To any overseas bloggers, what follows is my take on a hot-button American issue. Be assured, however, you are welcome to linger, read, and comment.
I was in my second year of teaching when the Columbine High School massacre occurred. On April 16, 2007, I was frantically emailing and calling former colleagues in Virginia, trying to ensure that none of my former students at the Covenant School had fallen victim to the assailant's bullets in the Virginia Tech shootings. Just last December, a nation was shell-shocked as children and adults alike were killed at the Sandy Hook Elementary School in Newtown, Connecticut.
Now another horrific tableau, the multiple stabbings at Lone Star College in Texas is forcing us to think what we can/must do about violence in America.
The tragedy and sorrow borne out of these and other frightening experiences prods us to ask questions, and that's completely reasonable. These moments shove us toward seeking solutions, and you can blame people for wanting that.
But it is precisely the type of questions we ask that are critical to the solutions we seek.
Many political leaders ask, "How can we keep our kids safe?" Some ask, "How can we preserve the inherent constitutional rights of citizens to own and operate firearms?" Another question has peppered forth: "What can we be doing for people who commit these crimes that have some sort of psychological or personality disorders?"
All of these questions have merit. But none of them is the question that cuts through the bull.
And that question is "What's wrong with us?"
But more on that later.
I do have some musings on this whole matter of gun control, of assault weapons, of weapon usage, of Constitutional rights, of citizen responsibilities. As follows:
1. You are free to ask me if I own a gun. I am also just as free to decide if that's anybody's business, or to answer in the negative or affirmative.
2. With rights come responsibilities. If you own a firearm, use it well. Aim true. Shoot well. Defend yourself when needed. Enjoy it. Don't be stupid.

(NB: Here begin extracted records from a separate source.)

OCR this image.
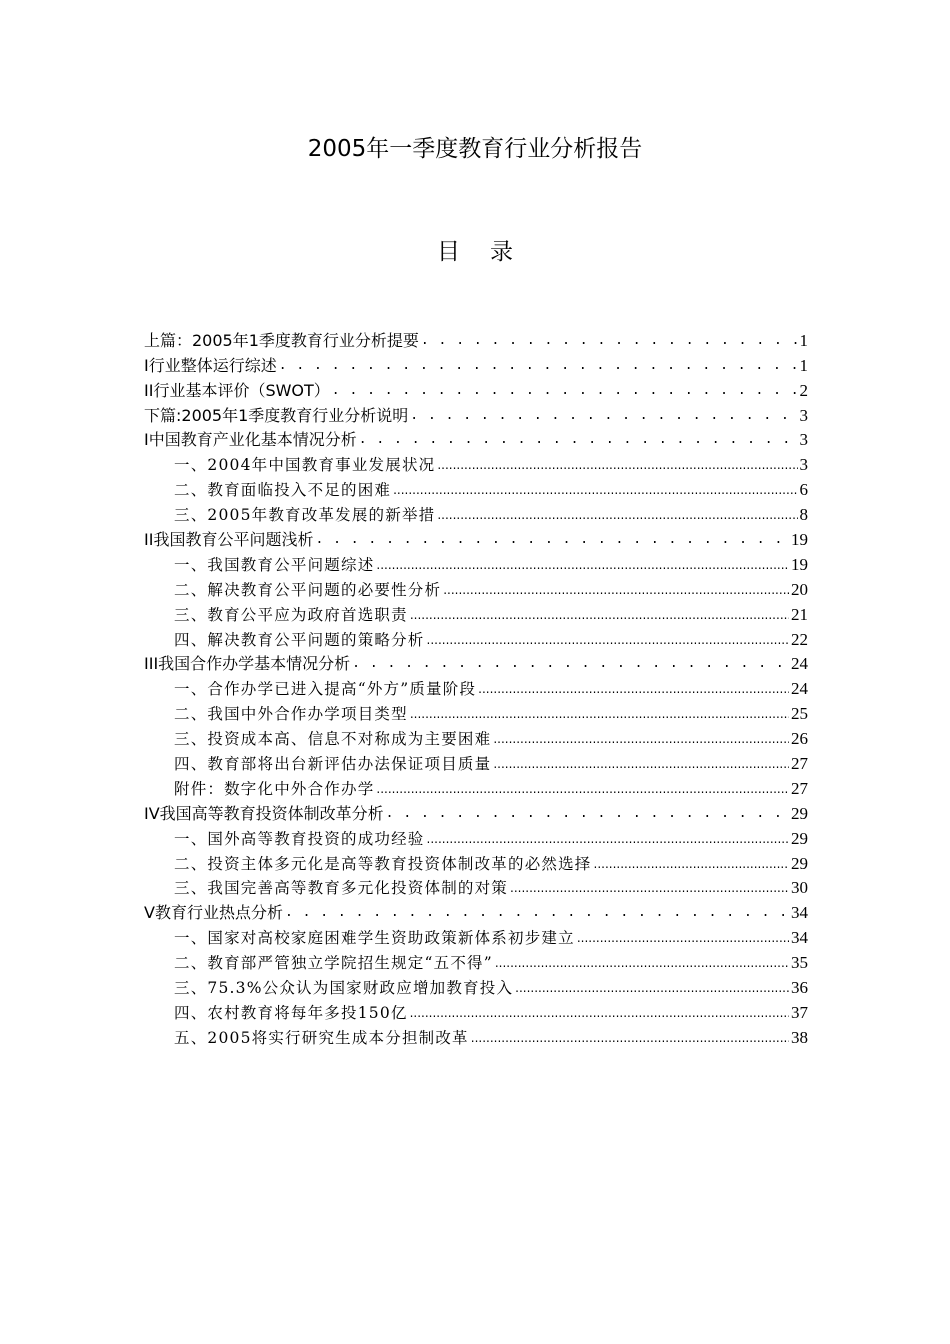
2005年一季度教育行业分析报告
目录
上篇：2005年1季度教育行业分析提要 . . .	1
I行业整体运行综述 . . .	1
II行业基本评价（SWOT） . . .	2
下篇:2005年1季度教育行业分析说明 . . .	3
I中国教育产业化基本情况分析 . . .	3
一、2004年中国教育事业发展状况 .....	3
二、教育面临投入不足的困难 .....	6
三、2005年教育改革发展的新举措 .....	8
II我国教育公平问题浅析 . . .	19
一、我国教育公平问题综述 .....	19
二、解决教育公平问题的必要性分析 .....	20
三、教育公平应为政府首选职责 .....	21
四、解决教育公平问题的策略分析 .....	22
III我国合作办学基本情况分析 . . .	24
一、合作办学已进入提高“外方”质量阶段 .....	24
二、我国中外合作办学项目类型 .....	25
三、投资成本高、信息不对称成为主要困难 .....	26
四、教育部将出台新评估办法保证项目质量 .....	27
附件：数字化中外合作办学 .....	27
IV我国高等教育投资体制改革分析 . . .	29
一、国外高等教育投资的成功经验 .....	29
二、投资主体多元化是高等教育投资体制改革的必然选择 .....	29
三、我国完善高等教育多元化投资体制的对策 .....	30
V教育行业热点分析 . . .	34
一、国家对高校家庭困难学生资助政策新体系初步建立 .....	34
二、教育部严管独立学院招生规定“五不得” .....	35
三、75.3%公众认为国家财政应增加教育投入 .....	36
四、农村教育将每年多投150亿 .....	37
五、2005将实行研究生成本分担制改革 .....	38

3. The overwhelming number of gun owners in America follow the principles in point #2 above to the letter. Don't paint them as some sort of slobbering, uncontrollable militia, because it's way off base.

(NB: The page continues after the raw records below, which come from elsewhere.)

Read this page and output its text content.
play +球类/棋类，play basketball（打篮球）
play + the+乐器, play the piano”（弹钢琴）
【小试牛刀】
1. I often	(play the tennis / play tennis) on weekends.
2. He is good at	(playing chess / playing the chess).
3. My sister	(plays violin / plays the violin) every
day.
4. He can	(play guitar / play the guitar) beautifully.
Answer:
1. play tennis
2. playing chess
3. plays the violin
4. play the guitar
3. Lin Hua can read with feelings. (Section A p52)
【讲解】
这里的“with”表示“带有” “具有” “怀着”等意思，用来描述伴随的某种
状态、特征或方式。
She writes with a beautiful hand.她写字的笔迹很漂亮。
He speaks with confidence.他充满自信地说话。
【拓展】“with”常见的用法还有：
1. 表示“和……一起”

4. People who advocate for some level of gun control are not automatically the fringe-group, bleeding-heart pansies that some die-hard gun-rights people make them out to be. I know many on that side of the fence who mean very well and want real solutions. Their positions are driven by conscious, deliberate thought and an attempt to reach workable conclusions. Sift through the wordage on background checks, etc., and be civil.
5. Statistics: Stricter gun laws and a higher level of control measures have a tendency to lead not to greater safety, but to more attacks. And while I'm on the subject, yes, some people are calling for the confiscation of privately-owned firearms. Guess what? Whenever a government has done this in history, it has never turned out well for the civic health of the nation. (cough, Hitler!)

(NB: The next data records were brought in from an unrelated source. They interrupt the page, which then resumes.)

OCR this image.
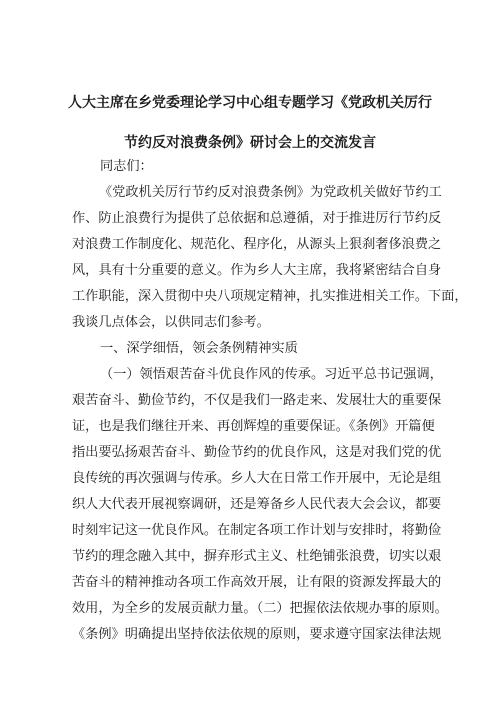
人大主席在乡党委理论学习中心组专题学习《党政机关厉行
节约反对浪费条例》研讨会上的交流发言
同志们：
《党政机关厉行节约反对浪费条例》为党政机关做好节约工
作、防止浪费行为提供了总依据和总遵循，对于推进厉行节约反
对浪费工作制度化、规范化、程序化，从源头上狠刹奢侈浪费之
风，具有十分重要的意义。作为乡人大主席，我将紧密结合自身
工作职能，深入贯彻中央八项规定精神，扎实推进相关工作。下面，
我谈几点体会，以供同志们参考。
一、深学细悟，领会条例精神实质
（一）领悟艰苦奋斗优良作风的传承。习近平总书记强调，
艰苦奋斗、勤俭节约，不仅是我们一路走来、发展壮大的重要保
证，也是我们继往开来、再创辉煌的重要保证。《条例》开篇便
指出要弘扬艰苦奋斗、勤俭节约的优良作风，这是对我们党的优
良传统的再次强调与传承。乡人大在日常工作开展中，无论是组
织人大代表开展视察调研，还是筹备乡人民代表大会会议，都要
时刻牢记这一优良作风。在制定各项工作计划与安排时，将勤俭
节约的理念融入其中，摒弃形式主义、杜绝铺张浪费，切实以艰
苦奋斗的精神推动各项工作高效开展，让有限的资源发挥最大的
效用，为全乡的发展贡献力量。（二）把握依法依规办事的原则。
《条例》明确提出坚持依法依规的原则，要求遵守国家法律法规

6. If you want decent intervention on the weapons issue, how about allowing the states to consistently enforce the laws that are already on the books? The last I noticed, the Tenth Amendment was still in the American Constitution.
7. To make jokes about weapons and asking "what about assault spoons?" or jumping on news stories like the Lone Star cluster of stabbings to score political points is uncivil and insensitive to the victims.
8. On the other hand, for a political leader to use grieving parents and families as props to pontificate about gun control initiatives neither does justice to the solution needed nor does it sanctify their tears.
To me--and you are welcome to take issue with this--any approach that tries to restrict "assault weapons" (a term which goes largely undefined on MSNBC, CNN, and Fox News and runs through our national discourse like a greased pig at a Kansas county fair) is going to ultimately make minimal progress, if any. In all likelihood, the safety of citizens would go into reverse, but again that's a debate for other times. The hard truth that we are learning right now--if we have eyes to see and ears to hear and hearts to receive--is that whether it's a gun, or a knife, or a spear, or a steel chair, or one's bare fists, or a sword, a woodchipper (forgive the Fargo reference), a bomb, or anything else...we are left with a truth hitting us between the eyes with magnum force.
There is something deeply, horrifically wrong with us.
In some people it operates at a more devastating, destructive level, but my point is there is something within all of us that is not right. Something that rears its ugly head time and again, where we reach out not to affirm or edify or protect someone, but rather tear them down either in body or spirit.
It was R. Lee Emery, in his memorable role as Gunnery Sergeant Hartman in the movie Full Metal Jacket, who barked at his Marines, "Your rifle is only a tool. It's a hard heart that kills."
Different situation today than the Vietnam War, to be sure. But my point is this: At their core, our hearts are hard, sinful masses within. And they desperately need changing.
There is neither any government law nor any line in the Bill of Rights that can mollify or snuff out that evil, that power that drives people to horrific ends. To be sure, there is only one solution. And it has to do with regeneration of the spirit, not layers of more controlling laws or liberation to greater stockpiles of bullets. Unless a crucified and risen Jewish carpenter graciously collars one's heart and initiates a joyful invasion of the soul, nothing will do any good.